I’ve been going through a bit of an existential crisis lately. Turning 31, still struggling to find anything employment wise, fighting (literally physically fighting) with my family at what seems like every turn, and getting a lot of hate on this blog as of late has been causing me a lot of worry. My thin skin is shining through and it’s just crossed this barrier beyond stress to a point in which I’ve been genuinely struggling to make it through the day.
I’m really having a hard time. I’ve felt like I’ve been drowning. Slowly. Little by little. Day after day.
I’ve been living off my credit card. And, as that gets closer and closer to my limit, I get more and more afraid about what the next few months are going to entail. Last night, out of nowhere, like the Knight in Shining Armour that he is, Knight sent me money. Just because. I can’t even begin to say how much of a weight it lifted off my shoulders. It’s not that I needed the money, or that I’d ever ask him for it. It’s almost as if he just kind of… knew.
To me, it wasn’t the fact that he sent me money, it’s the fact that he knew. He knew I needed someone to extend a hand.
I’m trying to hold it together. I really am. I’m just having a harder time lately. People tell me it is because I’m coming up on a year of unemployment and I’m afraid to reach that date, though I shouldn’t be because it’s an arbitrary date… nothing more than a date on a Calendar.

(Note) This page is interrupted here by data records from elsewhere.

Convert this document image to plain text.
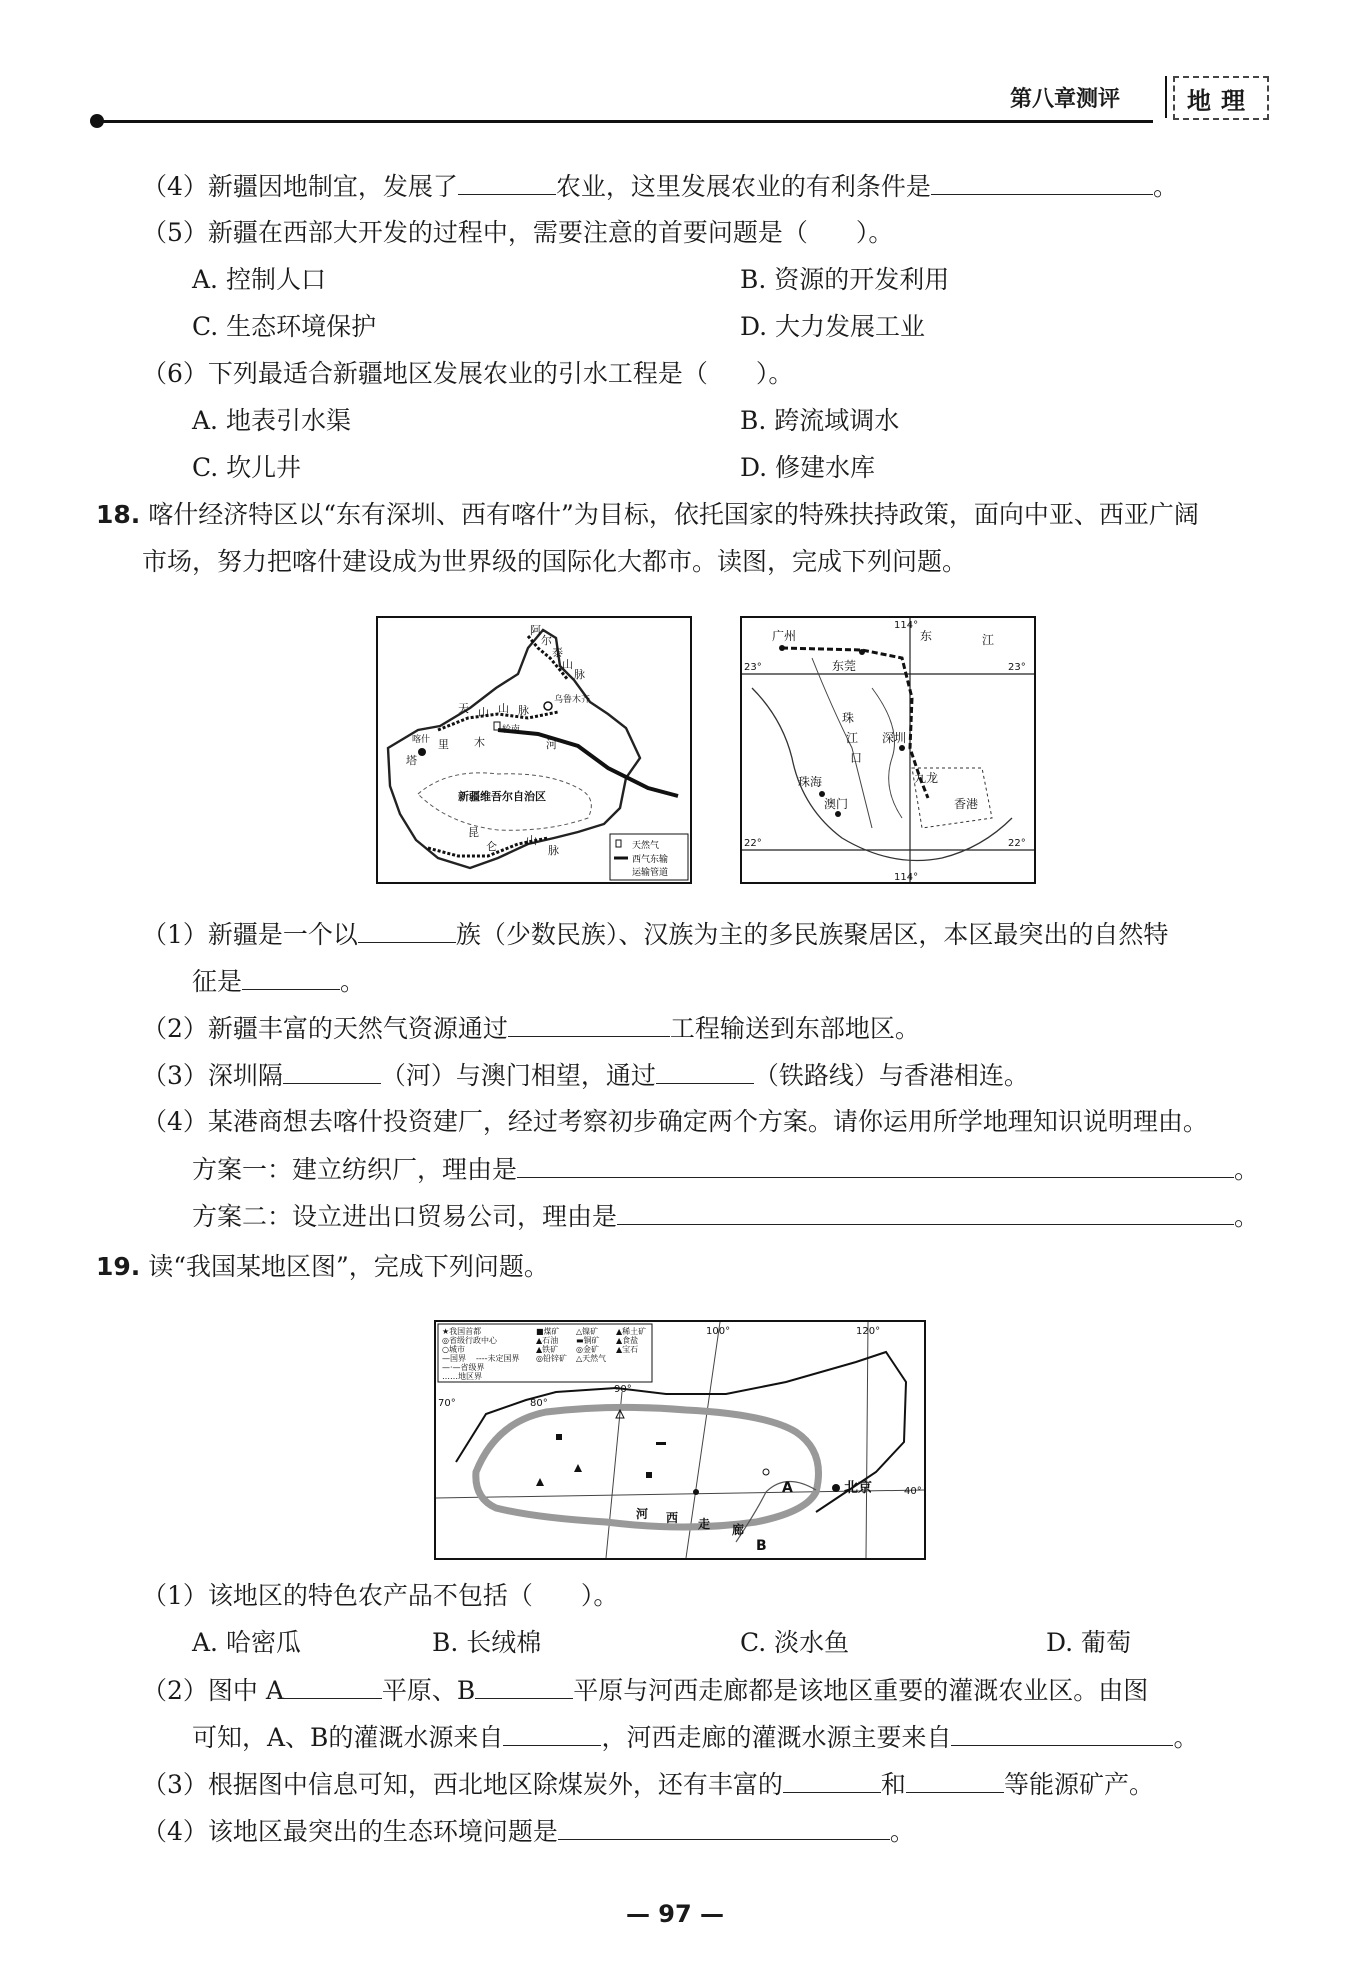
第八章测评	地理
（4）新疆因地制宜，发展了	农业，这里发展农业的有利条件是	。
（5）新疆在西部大开发的过程中，需要注意的首要问题是（ ）。
A. 控制人口	B. 资源的开发利用
C. 生态环境保护	D. 大力发展工业
（6）下列最适合新疆地区发展农业的引水工程是（ ）。
A. 地表引水渠	B. 跨流域调水
C. 坎儿井	D. 修建水库
18. 喀什经济特区以“东有深圳、西有喀什”为目标，依托国家的特殊扶持政策，面向中亚、西亚广阔
市场，努力把喀什建设成为世界级的国际化大都市。读图，完成下列问题。
阿
尔
泰
山
脉
天 山 山 脉
乌鲁木齐
喀什
轮南
塔
里 木	河
新疆维吾尔自治区
昆
仑	山
脉	天然气
西气东输
运输管道
广州	东	江
东莞
珠
江
口
深圳
九龙
珠海
澳门	香港
114°
23°	23°
22°	22°
114°
（1）新疆是一个以	族（少数民族）、汉族为主的多民族聚居区，本区最突出的自然特
征是	。
（2）新疆丰富的天然气资源通过	工程输送到东部地区。
（3）深圳隔	（河）与澳门相望，通过	（铁路线）与香港相连。
（4）某港商想去喀什投资建厂，经过考察初步确定两个方案。请你运用所学地理知识说明理由。
方案一：建立纺织厂，理由是	。
方案二：设立进出口贸易公司，理由是	。
19. 读“我国某地区图”，完成下列问题。
★我国首都
◎省级行政中心
○城市
—国界 ----未定国界
—·—省级界
……地区界
■煤矿
▲石油
▲铁矿
◎铅锌矿
△镍矿
▬铜矿
◎金矿
△天然气
▲稀土矿
▲食盐
▲宝石
100°	120°
90°
70°	80°
40°
A	北京
河 西 走 廊
B
（1）该地区的特色农产品不包括（ ）。
A. 哈密瓜	B. 长绒棉	C. 淡水鱼	D. 葡萄
（2）图中 A	平原、B	平原与河西走廊都是该地区重要的灌溉农业区。由图
可知，A、B的灌溉水源来自	，河西走廊的灌溉水源主要来自	。
（3）根据图中信息可知，西北地区除煤炭外，还有丰富的	和	等能源矿产。
（4）该地区最突出的生态环境问题是	。
— 97 —
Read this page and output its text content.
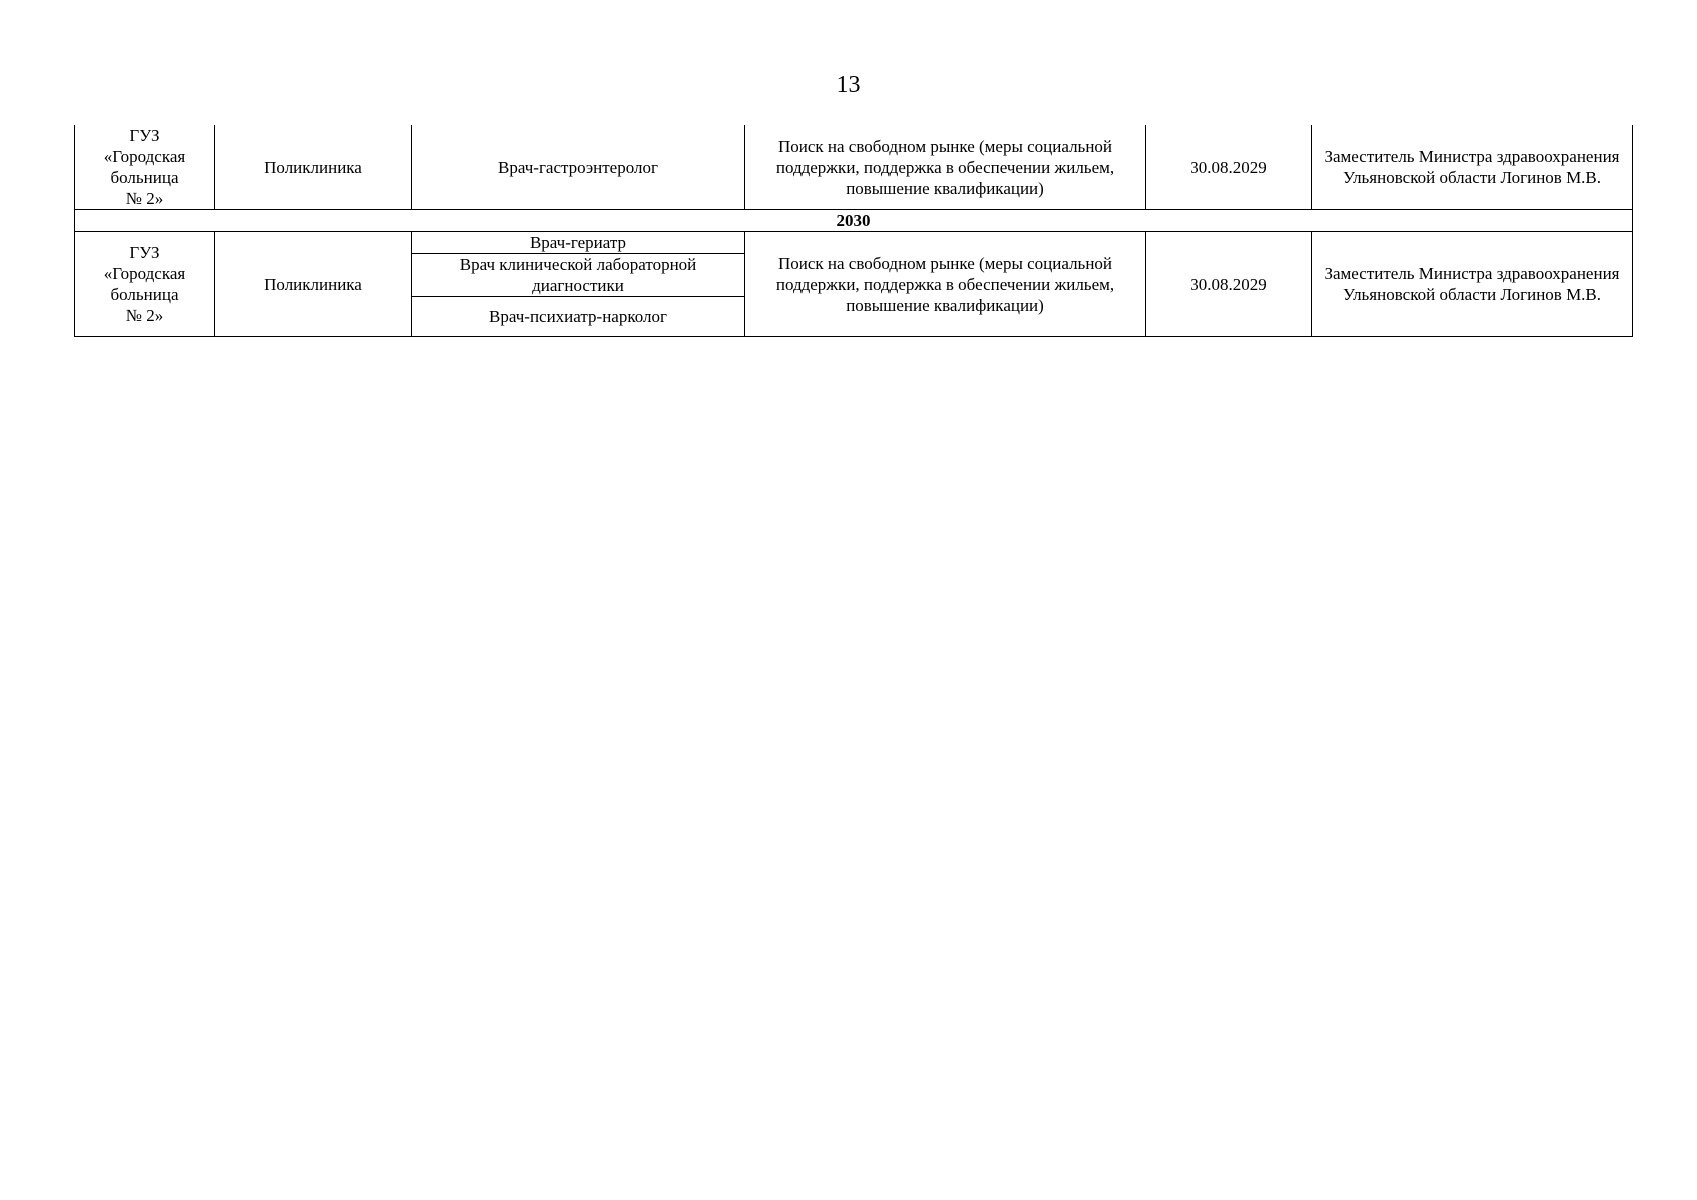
13
ГУЗ
«Городская
больница
№ 2»	Поликлиника	Врач-гастроэнтеролог	Поиск на свободном рынке (меры социальной поддержки, поддержка в обеспечении жильем, повышение квалификации)	30.08.2029	Заместитель Министра здравоохранения Ульяновской области Логинов М.В.
2030					

ГУЗ
«Городская
больница
№ 2»	Поликлиника	Врач-гериатр	Поиск на свободном рынке (меры социальной поддержки, поддержка в обеспечении жильем, повышение квалификации)	30.08.2029	Заместитель Министра здравоохранения Ульяновской области Логинов М.В.
		Врач клинической лабораторной диагностики			
		Врач-психиатр-нарколог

I have thin skin, an anxious mind and a restless heart.
And honestly, it’s moments like last night that I remember he’s the one who’s been with me through it all. The one who’s supported me, the one who’s encouraged me, the one who’s made me feel like this awkward in-between stage of my life won’t last forever and that I will get through this. I’m so thankful for that.
I hope that everyone gets the opportunity to have a Knight in their life.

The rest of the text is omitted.